My understanding is that the non-legacy filter was supposed to be the sole ImageTagTransformer filter. However, the legacy filter was added in #2931 because the non-legacy filter requires FieldSpecs when the transformer is invoked via the Kustomize transformers field. See the linked issue for more details.

removing the m.ApplyFilter(imagetag.LegacyFilter) piece of code produces the same results (tested with newName, digest and tagSuffix)
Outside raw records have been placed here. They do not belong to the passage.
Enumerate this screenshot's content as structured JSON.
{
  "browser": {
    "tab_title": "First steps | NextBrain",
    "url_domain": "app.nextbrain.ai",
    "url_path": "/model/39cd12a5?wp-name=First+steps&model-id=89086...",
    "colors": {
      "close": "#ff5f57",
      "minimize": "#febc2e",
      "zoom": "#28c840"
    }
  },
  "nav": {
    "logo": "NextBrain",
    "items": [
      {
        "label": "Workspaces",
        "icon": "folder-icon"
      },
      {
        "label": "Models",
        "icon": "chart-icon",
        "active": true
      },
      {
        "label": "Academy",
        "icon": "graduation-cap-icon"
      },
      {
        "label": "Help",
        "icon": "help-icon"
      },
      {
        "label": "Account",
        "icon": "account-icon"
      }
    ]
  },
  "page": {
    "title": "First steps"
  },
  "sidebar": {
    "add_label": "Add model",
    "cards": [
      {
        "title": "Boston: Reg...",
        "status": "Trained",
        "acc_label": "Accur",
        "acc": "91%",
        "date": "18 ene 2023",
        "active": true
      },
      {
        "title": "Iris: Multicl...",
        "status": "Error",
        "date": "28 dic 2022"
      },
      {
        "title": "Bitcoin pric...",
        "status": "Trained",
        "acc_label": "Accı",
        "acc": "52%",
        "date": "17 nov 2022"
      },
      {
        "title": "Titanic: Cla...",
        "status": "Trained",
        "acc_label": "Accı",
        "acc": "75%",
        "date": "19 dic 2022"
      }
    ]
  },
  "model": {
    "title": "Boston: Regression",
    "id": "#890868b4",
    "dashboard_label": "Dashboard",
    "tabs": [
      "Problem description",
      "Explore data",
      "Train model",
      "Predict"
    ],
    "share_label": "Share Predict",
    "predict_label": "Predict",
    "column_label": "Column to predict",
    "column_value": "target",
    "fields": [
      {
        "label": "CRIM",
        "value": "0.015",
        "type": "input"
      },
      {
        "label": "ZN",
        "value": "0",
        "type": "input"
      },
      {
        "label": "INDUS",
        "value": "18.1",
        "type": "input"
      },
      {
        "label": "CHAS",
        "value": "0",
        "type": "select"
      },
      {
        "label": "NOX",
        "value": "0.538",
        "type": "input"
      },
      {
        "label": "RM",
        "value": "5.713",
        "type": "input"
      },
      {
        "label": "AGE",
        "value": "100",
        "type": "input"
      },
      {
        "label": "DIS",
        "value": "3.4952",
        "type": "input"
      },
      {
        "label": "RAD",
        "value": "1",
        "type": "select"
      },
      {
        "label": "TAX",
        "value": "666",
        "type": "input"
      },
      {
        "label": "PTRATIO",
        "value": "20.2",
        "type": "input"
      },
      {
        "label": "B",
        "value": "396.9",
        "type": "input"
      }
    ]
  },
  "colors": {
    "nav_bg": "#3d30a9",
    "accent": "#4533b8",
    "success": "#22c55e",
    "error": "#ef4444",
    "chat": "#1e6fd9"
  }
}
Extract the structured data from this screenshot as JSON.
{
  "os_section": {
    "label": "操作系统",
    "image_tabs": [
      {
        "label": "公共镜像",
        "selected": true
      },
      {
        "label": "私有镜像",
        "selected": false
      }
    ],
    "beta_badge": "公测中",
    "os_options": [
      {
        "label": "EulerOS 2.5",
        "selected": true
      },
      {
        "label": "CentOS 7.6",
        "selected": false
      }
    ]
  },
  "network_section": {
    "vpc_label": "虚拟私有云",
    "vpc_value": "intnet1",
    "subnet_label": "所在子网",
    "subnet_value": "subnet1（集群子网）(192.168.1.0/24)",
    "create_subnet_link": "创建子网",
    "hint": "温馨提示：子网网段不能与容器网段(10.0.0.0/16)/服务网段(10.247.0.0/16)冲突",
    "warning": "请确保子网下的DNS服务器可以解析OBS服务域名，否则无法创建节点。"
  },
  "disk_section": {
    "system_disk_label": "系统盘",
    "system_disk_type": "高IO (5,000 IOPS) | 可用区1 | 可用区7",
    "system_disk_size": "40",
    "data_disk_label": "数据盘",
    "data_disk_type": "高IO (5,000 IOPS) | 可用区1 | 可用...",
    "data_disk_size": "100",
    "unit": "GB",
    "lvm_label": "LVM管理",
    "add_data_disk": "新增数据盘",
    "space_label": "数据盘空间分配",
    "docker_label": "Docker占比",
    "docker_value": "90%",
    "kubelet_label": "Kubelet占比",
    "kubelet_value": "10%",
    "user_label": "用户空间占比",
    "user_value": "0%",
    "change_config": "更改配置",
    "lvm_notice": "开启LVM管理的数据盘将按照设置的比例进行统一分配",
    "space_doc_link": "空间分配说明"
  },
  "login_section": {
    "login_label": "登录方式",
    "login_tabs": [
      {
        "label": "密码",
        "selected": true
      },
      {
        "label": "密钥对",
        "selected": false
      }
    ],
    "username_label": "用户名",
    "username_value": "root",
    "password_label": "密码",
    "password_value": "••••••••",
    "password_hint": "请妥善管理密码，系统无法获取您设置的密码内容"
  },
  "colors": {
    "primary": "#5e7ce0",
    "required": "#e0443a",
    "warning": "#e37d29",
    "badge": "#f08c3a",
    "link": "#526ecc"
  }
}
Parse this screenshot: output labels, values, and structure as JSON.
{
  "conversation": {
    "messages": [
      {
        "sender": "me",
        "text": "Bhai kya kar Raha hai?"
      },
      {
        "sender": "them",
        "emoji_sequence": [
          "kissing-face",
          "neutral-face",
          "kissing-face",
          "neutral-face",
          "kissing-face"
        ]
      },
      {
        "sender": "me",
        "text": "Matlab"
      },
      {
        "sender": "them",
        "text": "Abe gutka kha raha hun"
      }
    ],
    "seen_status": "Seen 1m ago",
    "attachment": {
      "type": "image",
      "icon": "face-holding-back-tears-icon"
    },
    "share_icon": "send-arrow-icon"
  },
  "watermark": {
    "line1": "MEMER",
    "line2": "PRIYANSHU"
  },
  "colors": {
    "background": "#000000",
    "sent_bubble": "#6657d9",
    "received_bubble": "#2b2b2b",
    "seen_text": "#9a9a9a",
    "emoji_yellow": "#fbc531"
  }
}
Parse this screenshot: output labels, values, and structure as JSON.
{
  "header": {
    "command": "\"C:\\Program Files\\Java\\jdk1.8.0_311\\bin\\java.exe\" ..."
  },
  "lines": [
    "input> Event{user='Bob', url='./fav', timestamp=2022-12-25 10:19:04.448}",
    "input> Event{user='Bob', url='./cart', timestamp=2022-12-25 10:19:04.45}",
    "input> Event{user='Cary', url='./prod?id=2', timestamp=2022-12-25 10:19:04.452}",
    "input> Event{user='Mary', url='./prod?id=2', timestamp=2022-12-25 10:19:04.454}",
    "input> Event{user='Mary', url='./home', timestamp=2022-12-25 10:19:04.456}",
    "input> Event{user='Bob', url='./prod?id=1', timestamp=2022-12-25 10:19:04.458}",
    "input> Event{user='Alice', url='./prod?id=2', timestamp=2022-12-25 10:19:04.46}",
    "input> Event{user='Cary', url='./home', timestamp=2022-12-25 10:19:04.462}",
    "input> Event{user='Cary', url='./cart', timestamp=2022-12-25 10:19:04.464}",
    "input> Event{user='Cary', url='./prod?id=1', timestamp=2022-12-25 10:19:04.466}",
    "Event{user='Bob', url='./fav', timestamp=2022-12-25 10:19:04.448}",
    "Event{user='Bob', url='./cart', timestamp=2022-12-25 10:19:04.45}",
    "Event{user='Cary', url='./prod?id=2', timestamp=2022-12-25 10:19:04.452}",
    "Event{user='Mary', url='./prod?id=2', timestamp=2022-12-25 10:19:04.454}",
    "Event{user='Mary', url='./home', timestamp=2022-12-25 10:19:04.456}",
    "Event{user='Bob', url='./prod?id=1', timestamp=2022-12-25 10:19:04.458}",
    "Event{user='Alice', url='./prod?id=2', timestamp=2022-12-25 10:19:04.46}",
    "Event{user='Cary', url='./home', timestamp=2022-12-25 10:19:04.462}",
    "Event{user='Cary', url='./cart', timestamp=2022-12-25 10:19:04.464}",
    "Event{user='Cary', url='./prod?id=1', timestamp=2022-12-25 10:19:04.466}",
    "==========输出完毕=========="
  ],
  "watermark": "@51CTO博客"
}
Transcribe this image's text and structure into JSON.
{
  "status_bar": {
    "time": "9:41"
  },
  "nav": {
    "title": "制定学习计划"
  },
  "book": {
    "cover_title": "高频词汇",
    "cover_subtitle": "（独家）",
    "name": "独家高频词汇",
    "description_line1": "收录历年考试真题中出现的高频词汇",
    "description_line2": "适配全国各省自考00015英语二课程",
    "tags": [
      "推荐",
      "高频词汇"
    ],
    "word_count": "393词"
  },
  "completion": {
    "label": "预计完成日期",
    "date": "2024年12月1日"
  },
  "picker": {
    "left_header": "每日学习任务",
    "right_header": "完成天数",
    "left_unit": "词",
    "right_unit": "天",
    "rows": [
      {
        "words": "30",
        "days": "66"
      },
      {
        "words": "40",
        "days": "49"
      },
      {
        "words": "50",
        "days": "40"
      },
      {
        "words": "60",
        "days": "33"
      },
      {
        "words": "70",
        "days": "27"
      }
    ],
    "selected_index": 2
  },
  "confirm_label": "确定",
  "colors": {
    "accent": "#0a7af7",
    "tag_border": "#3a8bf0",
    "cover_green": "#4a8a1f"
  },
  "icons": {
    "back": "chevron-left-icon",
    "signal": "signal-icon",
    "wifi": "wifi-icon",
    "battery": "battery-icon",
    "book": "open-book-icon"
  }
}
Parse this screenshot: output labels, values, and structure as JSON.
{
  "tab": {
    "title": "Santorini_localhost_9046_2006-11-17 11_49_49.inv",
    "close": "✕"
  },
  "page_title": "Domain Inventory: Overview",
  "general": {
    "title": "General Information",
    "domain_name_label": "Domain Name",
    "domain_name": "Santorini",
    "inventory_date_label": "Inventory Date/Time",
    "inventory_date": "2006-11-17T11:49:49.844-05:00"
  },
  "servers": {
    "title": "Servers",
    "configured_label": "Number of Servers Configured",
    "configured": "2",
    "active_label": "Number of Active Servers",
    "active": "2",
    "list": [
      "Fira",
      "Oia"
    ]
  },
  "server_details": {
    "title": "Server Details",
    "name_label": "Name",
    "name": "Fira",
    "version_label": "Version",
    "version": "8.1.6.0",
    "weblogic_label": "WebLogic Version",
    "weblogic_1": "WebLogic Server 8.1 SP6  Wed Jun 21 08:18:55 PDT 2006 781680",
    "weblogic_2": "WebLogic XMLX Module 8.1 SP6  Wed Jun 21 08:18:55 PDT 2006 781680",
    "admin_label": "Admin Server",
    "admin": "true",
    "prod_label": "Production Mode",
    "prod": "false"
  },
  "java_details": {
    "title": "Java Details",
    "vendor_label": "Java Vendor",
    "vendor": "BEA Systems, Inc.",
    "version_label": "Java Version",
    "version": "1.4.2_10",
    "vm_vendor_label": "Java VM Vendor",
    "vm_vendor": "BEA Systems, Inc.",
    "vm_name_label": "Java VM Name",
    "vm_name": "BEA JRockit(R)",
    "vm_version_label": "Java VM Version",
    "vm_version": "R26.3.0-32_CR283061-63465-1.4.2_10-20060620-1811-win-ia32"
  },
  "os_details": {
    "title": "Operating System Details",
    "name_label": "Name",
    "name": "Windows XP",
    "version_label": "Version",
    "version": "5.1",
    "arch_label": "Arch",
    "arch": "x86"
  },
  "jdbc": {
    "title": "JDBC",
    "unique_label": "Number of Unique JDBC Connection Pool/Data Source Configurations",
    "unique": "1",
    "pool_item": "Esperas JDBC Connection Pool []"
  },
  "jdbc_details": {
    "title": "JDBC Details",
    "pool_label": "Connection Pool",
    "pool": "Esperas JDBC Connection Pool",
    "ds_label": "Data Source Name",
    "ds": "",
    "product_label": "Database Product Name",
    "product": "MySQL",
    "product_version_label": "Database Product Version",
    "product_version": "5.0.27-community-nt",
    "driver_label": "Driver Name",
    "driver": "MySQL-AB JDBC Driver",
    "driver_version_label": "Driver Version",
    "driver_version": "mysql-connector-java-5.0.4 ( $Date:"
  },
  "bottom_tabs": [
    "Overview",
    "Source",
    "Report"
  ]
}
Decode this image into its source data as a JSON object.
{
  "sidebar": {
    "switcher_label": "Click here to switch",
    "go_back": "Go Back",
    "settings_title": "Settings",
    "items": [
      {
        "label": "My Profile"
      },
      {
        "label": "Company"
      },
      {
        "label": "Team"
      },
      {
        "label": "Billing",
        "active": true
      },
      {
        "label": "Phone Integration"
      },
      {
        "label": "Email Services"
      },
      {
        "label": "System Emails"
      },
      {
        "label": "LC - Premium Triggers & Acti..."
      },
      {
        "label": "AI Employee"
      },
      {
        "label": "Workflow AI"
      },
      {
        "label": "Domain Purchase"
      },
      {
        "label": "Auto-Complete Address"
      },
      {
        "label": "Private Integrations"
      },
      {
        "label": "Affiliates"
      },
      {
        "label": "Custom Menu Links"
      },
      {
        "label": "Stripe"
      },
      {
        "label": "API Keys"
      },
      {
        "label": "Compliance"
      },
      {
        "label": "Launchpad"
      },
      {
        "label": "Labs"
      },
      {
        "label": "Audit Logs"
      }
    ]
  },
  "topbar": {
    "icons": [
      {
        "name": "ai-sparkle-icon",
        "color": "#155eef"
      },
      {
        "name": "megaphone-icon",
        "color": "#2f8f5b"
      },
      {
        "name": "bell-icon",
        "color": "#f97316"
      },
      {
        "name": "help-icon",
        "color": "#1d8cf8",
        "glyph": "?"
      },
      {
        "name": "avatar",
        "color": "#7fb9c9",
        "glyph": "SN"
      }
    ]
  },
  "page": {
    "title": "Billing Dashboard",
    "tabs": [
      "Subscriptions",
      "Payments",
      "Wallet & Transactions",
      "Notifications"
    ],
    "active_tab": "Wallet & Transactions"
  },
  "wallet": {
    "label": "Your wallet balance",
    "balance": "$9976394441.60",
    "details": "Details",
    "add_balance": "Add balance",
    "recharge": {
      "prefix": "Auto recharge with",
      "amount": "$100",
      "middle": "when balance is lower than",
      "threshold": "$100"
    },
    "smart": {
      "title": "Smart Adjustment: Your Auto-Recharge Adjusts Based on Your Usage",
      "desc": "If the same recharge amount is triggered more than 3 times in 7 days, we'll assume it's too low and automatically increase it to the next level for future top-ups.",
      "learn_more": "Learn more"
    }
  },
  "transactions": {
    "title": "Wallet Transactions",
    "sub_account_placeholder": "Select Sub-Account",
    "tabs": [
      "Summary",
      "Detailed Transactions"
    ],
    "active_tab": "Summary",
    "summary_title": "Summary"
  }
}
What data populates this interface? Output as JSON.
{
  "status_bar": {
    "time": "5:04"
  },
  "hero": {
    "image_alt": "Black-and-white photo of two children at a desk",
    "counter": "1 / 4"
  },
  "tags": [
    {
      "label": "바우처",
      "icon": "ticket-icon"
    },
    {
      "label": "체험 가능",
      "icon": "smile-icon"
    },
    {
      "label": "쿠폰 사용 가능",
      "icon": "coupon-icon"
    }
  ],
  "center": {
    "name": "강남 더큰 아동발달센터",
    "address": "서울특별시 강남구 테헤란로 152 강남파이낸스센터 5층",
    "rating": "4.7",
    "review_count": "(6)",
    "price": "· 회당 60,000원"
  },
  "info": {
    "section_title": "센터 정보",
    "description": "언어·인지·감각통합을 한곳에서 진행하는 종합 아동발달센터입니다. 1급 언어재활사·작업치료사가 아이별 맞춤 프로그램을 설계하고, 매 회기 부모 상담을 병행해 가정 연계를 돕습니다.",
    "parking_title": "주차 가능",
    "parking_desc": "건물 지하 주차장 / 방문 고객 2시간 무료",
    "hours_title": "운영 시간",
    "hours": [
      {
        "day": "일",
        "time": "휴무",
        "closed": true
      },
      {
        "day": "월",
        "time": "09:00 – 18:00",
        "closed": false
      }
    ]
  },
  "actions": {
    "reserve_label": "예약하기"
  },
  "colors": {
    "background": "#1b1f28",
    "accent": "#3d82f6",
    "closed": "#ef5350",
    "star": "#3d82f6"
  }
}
As much as I'd love for this to be true :), when I commented out the legacy filter, tests like ArbitraryPath failed for me. You can see the complete list of failed tests by running all the Kustomize presubmit tests. The failed tests reflect why we need the legacy filter - to transform images in the absence of FieldSpecs.

[annasong20]

After discussion with @natasha41575, we agree that in the long run we want to deprecate the legacy filter. However, before we can do so, we need to pass the default FieldSpecs to the non-legacy filter when the ImageTagTransformer is invoked by the Kustomize transformers field. In other words, this issue is blocked by #4404.

Until then, as a temporary fix to the current issue, we can add a check to the non-legacy filter to not apply the image transformations if the field is covered by the legacy filter. Feel free brainstorm your own solutions! Because this solution is a hack, we should comment that it is temporary until we can deprecate the legacy filter.